We’re in the home stretch, but there are a few more things I want to show you. Returning to the now-PCB-less main assembly:
Removing the strip of tape along the top didn’t do anything meaningful. More generally, the aluminum portion is stubbornly glued in place. That said, there’s nothing notable left in the interior anyway. But the exterior still contains a couple of curiosities:
That grounding strap (I’m guessing that’s what it is—readers?) first, which I’d briefly mentioned earlier, extends from the back to the aluminum plate at the front, where it’s glued in place. At the back, it ends at a “pad,” for lack of better words (detail-oriented readers may have already noticed another stuck to one of the 24 solder-point arrays on the front of the system PCB):
Here’s my guess as to this particular pad’s function (again, readers, your conjectures are also welcome). The back-side positioning of that “pad” coincides with the location of a 15-solder-point array on the rear PCB. My supposition is that the 15-contact array finds use directly and/or in conjunction with a potentially initially enhanced-function USB connector on that same PCB, for testing and final programming (language support for a particular end market, for example) during system manufacturing. Once those steps are complete, the back PCB is placed in its final position, in the process grounding the solder points and precluding any further unintentional ESD- or otherwise-induced signal activations.
Now for that foam- and glue-covered cable that routes from the antenna-reminiscent connector on one end of the system PCB to a sticker on the assembly’s other side:
Indeed, it’s an antenna:
The Smart Clock Essential, reflective of the Broadcom BCM43456 inside it, is specified to support both the 2.4-GHz and 5-GHz Wi-Fi bands, along with 2.4-GHz Bluetooth. How a single antenna spectrally accomplishes all of this is something I’m admittedly baffled about. I didn’t see any visual evidence of additional PCB-embedded antenna structures (which might, for example, find use for the short-range Bluetooth-based initial pairing function—the device can’t be used as an elementary Bluetooth speaker, so long-range reception isn’t strictly necessary).

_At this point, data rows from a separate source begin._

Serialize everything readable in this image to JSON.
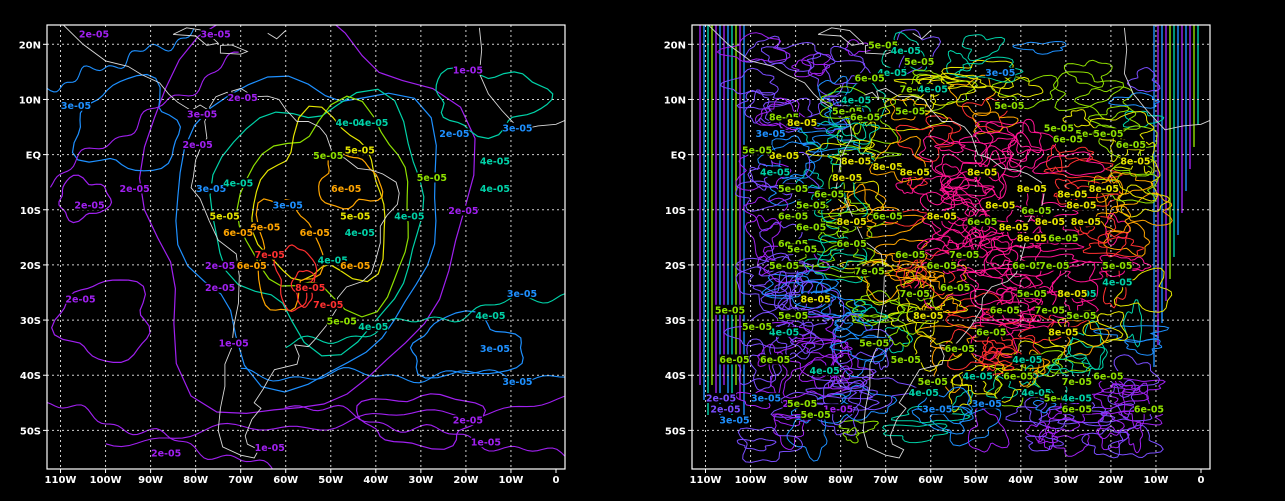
{
  "colors": {
    "c1": "#a020f0",
    "c2": "#7a4dff",
    "c3": "#1e90ff",
    "c4": "#00d2a8",
    "c5": "#8ee000",
    "c6": "#e6e600",
    "c7": "#ffa500",
    "c8": "#ff3030",
    "c9": "#ff1493"
  },
  "maps": [
    {
      "x_ticks": [
        "110W",
        "100W",
        "90W",
        "80W",
        "70W",
        "60W",
        "50W",
        "40W",
        "30W",
        "20W",
        "10W",
        "0"
      ],
      "y_ticks": [
        "20N",
        "10N",
        "EQ",
        "10S",
        "20S",
        "30S",
        "40S",
        "50S"
      ],
      "contour_labels": [
        {
          "t": "2e-05",
          "c": "c1",
          "lon": -103,
          "lat": 21.5
        },
        {
          "t": "3e-05",
          "c": "c1",
          "lon": -76,
          "lat": 21.5
        },
        {
          "t": "1e-05",
          "c": "c1",
          "lon": -20,
          "lat": 15
        },
        {
          "t": "2e-05",
          "c": "c1",
          "lon": -70,
          "lat": 10
        },
        {
          "t": "3e-05",
          "c": "c1",
          "lon": -79,
          "lat": 7
        },
        {
          "t": "3e-05",
          "c": "c3",
          "lon": -107,
          "lat": 8.5
        },
        {
          "t": "2e-05",
          "c": "c1",
          "lon": -80,
          "lat": 1.5
        },
        {
          "t": "4e-05",
          "c": "c4",
          "lon": -46,
          "lat": 5.5
        },
        {
          "t": "4e-05",
          "c": "c4",
          "lon": -41,
          "lat": 5.5
        },
        {
          "t": "2e-05",
          "c": "c3",
          "lon": -23,
          "lat": 3.5
        },
        {
          "t": "3e-05",
          "c": "c3",
          "lon": -9,
          "lat": 4.5
        },
        {
          "t": "4e-05",
          "c": "c4",
          "lon": -14,
          "lat": -1.5
        },
        {
          "t": "5e-05",
          "c": "c5",
          "lon": -51,
          "lat": -0.5
        },
        {
          "t": "5e-05",
          "c": "c6",
          "lon": -44,
          "lat": 0.5
        },
        {
          "t": "5e-05",
          "c": "c5",
          "lon": -28,
          "lat": -4.5
        },
        {
          "t": "4e-05",
          "c": "c4",
          "lon": -14,
          "lat": -6.5
        },
        {
          "t": "2e-05",
          "c": "c1",
          "lon": -94,
          "lat": -6.5
        },
        {
          "t": "3e-05",
          "c": "c3",
          "lon": -77,
          "lat": -6.5
        },
        {
          "t": "4e-05",
          "c": "c4",
          "lon": -71,
          "lat": -5.5
        },
        {
          "t": "6e-05",
          "c": "c7",
          "lon": -47,
          "lat": -6.5
        },
        {
          "t": "2e-05",
          "c": "c1",
          "lon": -104,
          "lat": -9.5
        },
        {
          "t": "3e-05",
          "c": "c3",
          "lon": -60,
          "lat": -9.5
        },
        {
          "t": "5e-05",
          "c": "c6",
          "lon": -45,
          "lat": -11.5
        },
        {
          "t": "4e-05",
          "c": "c4",
          "lon": -33,
          "lat": -11.5
        },
        {
          "t": "2e-05",
          "c": "c1",
          "lon": -21,
          "lat": -10.5
        },
        {
          "t": "5e-05",
          "c": "c6",
          "lon": -74,
          "lat": -11.5
        },
        {
          "t": "6e-05",
          "c": "c7",
          "lon": -65,
          "lat": -13.5
        },
        {
          "t": "6e-05",
          "c": "c7",
          "lon": -54,
          "lat": -14.5
        },
        {
          "t": "4e-05",
          "c": "c4",
          "lon": -44,
          "lat": -14.5
        },
        {
          "t": "6e-05",
          "c": "c7",
          "lon": -71,
          "lat": -14.5
        },
        {
          "t": "4e-05",
          "c": "c4",
          "lon": -50,
          "lat": -19.5
        },
        {
          "t": "7e-05",
          "c": "c8",
          "lon": -64,
          "lat": -18.5
        },
        {
          "t": "6e-05",
          "c": "c7",
          "lon": -68,
          "lat": -20.5
        },
        {
          "t": "6e-05",
          "c": "c7",
          "lon": -45,
          "lat": -20.5
        },
        {
          "t": "2e-05",
          "c": "c1",
          "lon": -75,
          "lat": -20.5
        },
        {
          "t": "2e-05",
          "c": "c1",
          "lon": -75,
          "lat": -24.5
        },
        {
          "t": "8e-05",
          "c": "c8",
          "lon": -55,
          "lat": -24.5
        },
        {
          "t": "7e-05",
          "c": "c8",
          "lon": -51,
          "lat": -27.5
        },
        {
          "t": "2e-05",
          "c": "c1",
          "lon": -106,
          "lat": -26.5
        },
        {
          "t": "3e-05",
          "c": "c3",
          "lon": -8,
          "lat": -25.5
        },
        {
          "t": "5e-05",
          "c": "c5",
          "lon": -48,
          "lat": -30.5
        },
        {
          "t": "4e-05",
          "c": "c4",
          "lon": -41,
          "lat": -31.5
        },
        {
          "t": "4e-05",
          "c": "c4",
          "lon": -15,
          "lat": -29.5
        },
        {
          "t": "1e-05",
          "c": "c1",
          "lon": -72,
          "lat": -34.5
        },
        {
          "t": "3e-05",
          "c": "c3",
          "lon": -14,
          "lat": -35.5
        },
        {
          "t": "3e-05",
          "c": "c3",
          "lon": -9,
          "lat": -41.5
        },
        {
          "t": "2e-05",
          "c": "c1",
          "lon": -20,
          "lat": -48.5
        },
        {
          "t": "1e-05",
          "c": "c1",
          "lon": -16,
          "lat": -52.5
        },
        {
          "t": "1e-05",
          "c": "c1",
          "lon": -64,
          "lat": -53.5
        },
        {
          "t": "2e-05",
          "c": "c1",
          "lon": -87,
          "lat": -54.5
        },
        {
          "t": "2e-05",
          "c": "c1",
          "lon": -104,
          "lat": -58.5
        }
      ]
    },
    {
      "x_ticks": [
        "110W",
        "100W",
        "90W",
        "80W",
        "70W",
        "60W",
        "50W",
        "40W",
        "30W",
        "20W",
        "10W",
        "0"
      ],
      "y_ticks": [
        "20N",
        "10N",
        "EQ",
        "10S",
        "20S",
        "30S",
        "40S",
        "50S"
      ],
      "contour_labels": [
        {
          "t": "5e-05",
          "c": "c5",
          "lon": -71,
          "lat": 19.5
        },
        {
          "t": "4e-05",
          "c": "c4",
          "lon": -66,
          "lat": 18.5
        },
        {
          "t": "4e-05",
          "c": "c4",
          "lon": -69,
          "lat": 14.5
        },
        {
          "t": "7e-05",
          "c": "c5",
          "lon": -64,
          "lat": 11.5
        },
        {
          "t": "4e-05",
          "c": "c4",
          "lon": -77,
          "lat": 9.5
        },
        {
          "t": "6e-05",
          "c": "c5",
          "lon": -74,
          "lat": 13.5
        },
        {
          "t": "5e-05",
          "c": "c5",
          "lon": -63,
          "lat": 16.5
        },
        {
          "t": "3e-05",
          "c": "c3",
          "lon": -45,
          "lat": 14.5
        },
        {
          "t": "5e-05",
          "c": "c5",
          "lon": -79,
          "lat": 7.5
        },
        {
          "t": "5e-05",
          "c": "c5",
          "lon": -65,
          "lat": 7.5
        },
        {
          "t": "4e-05",
          "c": "c4",
          "lon": -60,
          "lat": 11.5
        },
        {
          "t": "5e-05",
          "c": "c5",
          "lon": -43,
          "lat": 8.5
        },
        {
          "t": "8e-05",
          "c": "c5",
          "lon": -93,
          "lat": 6.5
        },
        {
          "t": "6e-05",
          "c": "c5",
          "lon": -75,
          "lat": 6.5
        },
        {
          "t": "8e-05",
          "c": "c6",
          "lon": -89,
          "lat": 5.5
        },
        {
          "t": "5e-05",
          "c": "c5",
          "lon": -32,
          "lat": 4.5
        },
        {
          "t": "5e-05",
          "c": "c5",
          "lon": -25,
          "lat": 3.5
        },
        {
          "t": "6e-05",
          "c": "c5",
          "lon": -30,
          "lat": 2.5
        },
        {
          "t": "5e-05",
          "c": "c5",
          "lon": -21,
          "lat": 3.5
        },
        {
          "t": "3e-05",
          "c": "c3",
          "lon": -96,
          "lat": 3.5
        },
        {
          "t": "8e-05",
          "c": "c6",
          "lon": -93,
          "lat": -0.5
        },
        {
          "t": "5e-05",
          "c": "c5",
          "lon": -99,
          "lat": 0.5
        },
        {
          "t": "6e-05",
          "c": "c5",
          "lon": -16,
          "lat": 1.5
        },
        {
          "t": "4e-05",
          "c": "c4",
          "lon": -95,
          "lat": -3.5
        },
        {
          "t": "8e-05",
          "c": "c6",
          "lon": -77,
          "lat": -1.5
        },
        {
          "t": "8e-05",
          "c": "c6",
          "lon": -70,
          "lat": -2.5
        },
        {
          "t": "8e-05",
          "c": "c6",
          "lon": -64,
          "lat": -3.5
        },
        {
          "t": "8e-05",
          "c": "c6",
          "lon": -49,
          "lat": -3.5
        },
        {
          "t": "8e-05",
          "c": "c6",
          "lon": -38,
          "lat": -6.5
        },
        {
          "t": "8e-05",
          "c": "c6",
          "lon": -29,
          "lat": -7.5
        },
        {
          "t": "8e-05",
          "c": "c6",
          "lon": -22,
          "lat": -6.5
        },
        {
          "t": "8e-05",
          "c": "c6",
          "lon": -15,
          "lat": -1.5
        },
        {
          "t": "5e-05",
          "c": "c5",
          "lon": -91,
          "lat": -6.5
        },
        {
          "t": "6e-05",
          "c": "c5",
          "lon": -83,
          "lat": -7.5
        },
        {
          "t": "8e-05",
          "c": "c6",
          "lon": -79,
          "lat": -4.5
        },
        {
          "t": "5e-05",
          "c": "c5",
          "lon": -87,
          "lat": -9.5
        },
        {
          "t": "8e-05",
          "c": "c6",
          "lon": -45,
          "lat": -9.5
        },
        {
          "t": "8e-05",
          "c": "c6",
          "lon": -27,
          "lat": -9.5
        },
        {
          "t": "6e-05",
          "c": "c5",
          "lon": -91,
          "lat": -11.5
        },
        {
          "t": "8e-05",
          "c": "c6",
          "lon": -78,
          "lat": -12.5
        },
        {
          "t": "6e-05",
          "c": "c5",
          "lon": -70,
          "lat": -11.5
        },
        {
          "t": "8e-05",
          "c": "c6",
          "lon": -58,
          "lat": -11.5
        },
        {
          "t": "6e-05",
          "c": "c5",
          "lon": -49,
          "lat": -12.5
        },
        {
          "t": "6e-05",
          "c": "c5",
          "lon": -37,
          "lat": -10.5
        },
        {
          "t": "8e-05",
          "c": "c6",
          "lon": -26,
          "lat": -12.5
        },
        {
          "t": "6e-05",
          "c": "c5",
          "lon": -87,
          "lat": -13.5
        },
        {
          "t": "8e-05",
          "c": "c6",
          "lon": -42,
          "lat": -13.5
        },
        {
          "t": "8e-05",
          "c": "c6",
          "lon": -34,
          "lat": -12.5
        },
        {
          "t": "6e-05",
          "c": "c5",
          "lon": -91,
          "lat": -16.5
        },
        {
          "t": "6e-05",
          "c": "c5",
          "lon": -78,
          "lat": -16.5
        },
        {
          "t": "8e-05",
          "c": "c6",
          "lon": -38,
          "lat": -15.5
        },
        {
          "t": "6e-05",
          "c": "c5",
          "lon": -31,
          "lat": -15.5
        },
        {
          "t": "5e-05",
          "c": "c5",
          "lon": -89,
          "lat": -17.5
        },
        {
          "t": "6e-05",
          "c": "c5",
          "lon": -65,
          "lat": -18.5
        },
        {
          "t": "7e-05",
          "c": "c5",
          "lon": -53,
          "lat": -18.5
        },
        {
          "t": "5e-05",
          "c": "c5",
          "lon": -93,
          "lat": -20.5
        },
        {
          "t": "7e-05",
          "c": "c5",
          "lon": -74,
          "lat": -21.5
        },
        {
          "t": "6e-05",
          "c": "c5",
          "lon": -58,
          "lat": -20.5
        },
        {
          "t": "6e-05",
          "c": "c5",
          "lon": -39,
          "lat": -20.5
        },
        {
          "t": "5e-05",
          "c": "c5",
          "lon": -19,
          "lat": -20.5
        },
        {
          "t": "7e-05",
          "c": "c5",
          "lon": -33,
          "lat": -20.5
        },
        {
          "t": "4e-05",
          "c": "c4",
          "lon": -19,
          "lat": -23.5
        },
        {
          "t": "8e-05",
          "c": "c6",
          "lon": -86,
          "lat": -26.5
        },
        {
          "t": "7e-05",
          "c": "c5",
          "lon": -64,
          "lat": -25.5
        },
        {
          "t": "6e-05",
          "c": "c5",
          "lon": -55,
          "lat": -24.5
        },
        {
          "t": "5e-05",
          "c": "c5",
          "lon": -38,
          "lat": -25.5
        },
        {
          "t": "4e-05",
          "c": "c4",
          "lon": -27,
          "lat": -25.5
        },
        {
          "t": "8e-05",
          "c": "c6",
          "lon": -29,
          "lat": -25.5
        },
        {
          "t": "6e-05",
          "c": "c5",
          "lon": -44,
          "lat": -28.5
        },
        {
          "t": "7e-05",
          "c": "c5",
          "lon": -34,
          "lat": -28.5
        },
        {
          "t": "5e-05",
          "c": "c5",
          "lon": -91,
          "lat": -29.5
        },
        {
          "t": "5e-05",
          "c": "c5",
          "lon": -105,
          "lat": -28.5
        },
        {
          "t": "8e-05",
          "c": "c6",
          "lon": -61,
          "lat": -29.5
        },
        {
          "t": "5e-05",
          "c": "c5",
          "lon": -27,
          "lat": -29.5
        },
        {
          "t": "8e-05",
          "c": "c6",
          "lon": -31,
          "lat": -32.5
        },
        {
          "t": "4e-05",
          "c": "c4",
          "lon": -93,
          "lat": -32.5
        },
        {
          "t": "5e-05",
          "c": "c5",
          "lon": -99,
          "lat": -31.5
        },
        {
          "t": "6e-05",
          "c": "c5",
          "lon": -47,
          "lat": -32.5
        },
        {
          "t": "6e-05",
          "c": "c5",
          "lon": -104,
          "lat": -37.5
        },
        {
          "t": "6e-05",
          "c": "c5",
          "lon": -95,
          "lat": -37.5
        },
        {
          "t": "4e-05",
          "c": "c4",
          "lon": -39,
          "lat": -37.5
        },
        {
          "t": "6e-05",
          "c": "c5",
          "lon": -41,
          "lat": -40.5
        },
        {
          "t": "4e-05",
          "c": "c4",
          "lon": -84,
          "lat": -39.5
        },
        {
          "t": "4e-05",
          "c": "c4",
          "lon": -50,
          "lat": -40.5
        },
        {
          "t": "5e-05",
          "c": "c5",
          "lon": -60,
          "lat": -41.5
        },
        {
          "t": "6e-05",
          "c": "c5",
          "lon": -21,
          "lat": -40.5
        },
        {
          "t": "7e-05",
          "c": "c5",
          "lon": -28,
          "lat": -41.5
        },
        {
          "t": "4e-05",
          "c": "c4",
          "lon": -37,
          "lat": -43.5
        },
        {
          "t": "5e-05",
          "c": "c5",
          "lon": -32,
          "lat": -44.5
        },
        {
          "t": "6e-05",
          "c": "c5",
          "lon": -12,
          "lat": -46.5
        },
        {
          "t": "6e-05",
          "c": "c5",
          "lon": -28,
          "lat": -46.5
        },
        {
          "t": "4e-05",
          "c": "c4",
          "lon": -28,
          "lat": -44.5
        },
        {
          "t": "1e-05",
          "c": "c1",
          "lon": -81,
          "lat": -46.5
        },
        {
          "t": "2e-05",
          "c": "c1",
          "lon": -90,
          "lat": -45.5
        },
        {
          "t": "3e-05",
          "c": "c3",
          "lon": -59,
          "lat": -46.5
        },
        {
          "t": "3e-05",
          "c": "c3",
          "lon": -48,
          "lat": -45.5
        },
        {
          "t": "5e-05",
          "c": "c5",
          "lon": -89,
          "lat": -45.5
        },
        {
          "t": "5e-05",
          "c": "c5",
          "lon": -86,
          "lat": -47.5
        },
        {
          "t": "3e-05",
          "c": "c3",
          "lon": -104,
          "lat": -48.5
        },
        {
          "t": "2e-05",
          "c": "c2",
          "lon": -106,
          "lat": -46.5
        },
        {
          "t": "2e-05",
          "c": "c2",
          "lon": -107,
          "lat": -44.5
        },
        {
          "t": "3e-05",
          "c": "c3",
          "lon": -97,
          "lat": -44.5
        },
        {
          "t": "4e-05",
          "c": "c4",
          "lon": -62,
          "lat": -43.5
        },
        {
          "t": "5e-05",
          "c": "c5",
          "lon": -66,
          "lat": -37.5
        },
        {
          "t": "6e-05",
          "c": "c5",
          "lon": -54,
          "lat": -35.5
        },
        {
          "t": "5e-05",
          "c": "c5",
          "lon": -73,
          "lat": -34.5
        }
      ]
    }
  ]
}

Finally, let’s return to the front assembly. First step is to remove that mini PCB (disconnecting it from the ambient light sensor in the process):
The dual MEMS microphones come into clear view:
All that’s left is to carefully apply a bit more “elbow grease” to separate the LED-array PCB from its white plastic surroundings:
And that’s a “wrap” on another more-interesting-than-initially-expected teardown! Reader questions and thoughts are, as always, welcomed in the comments.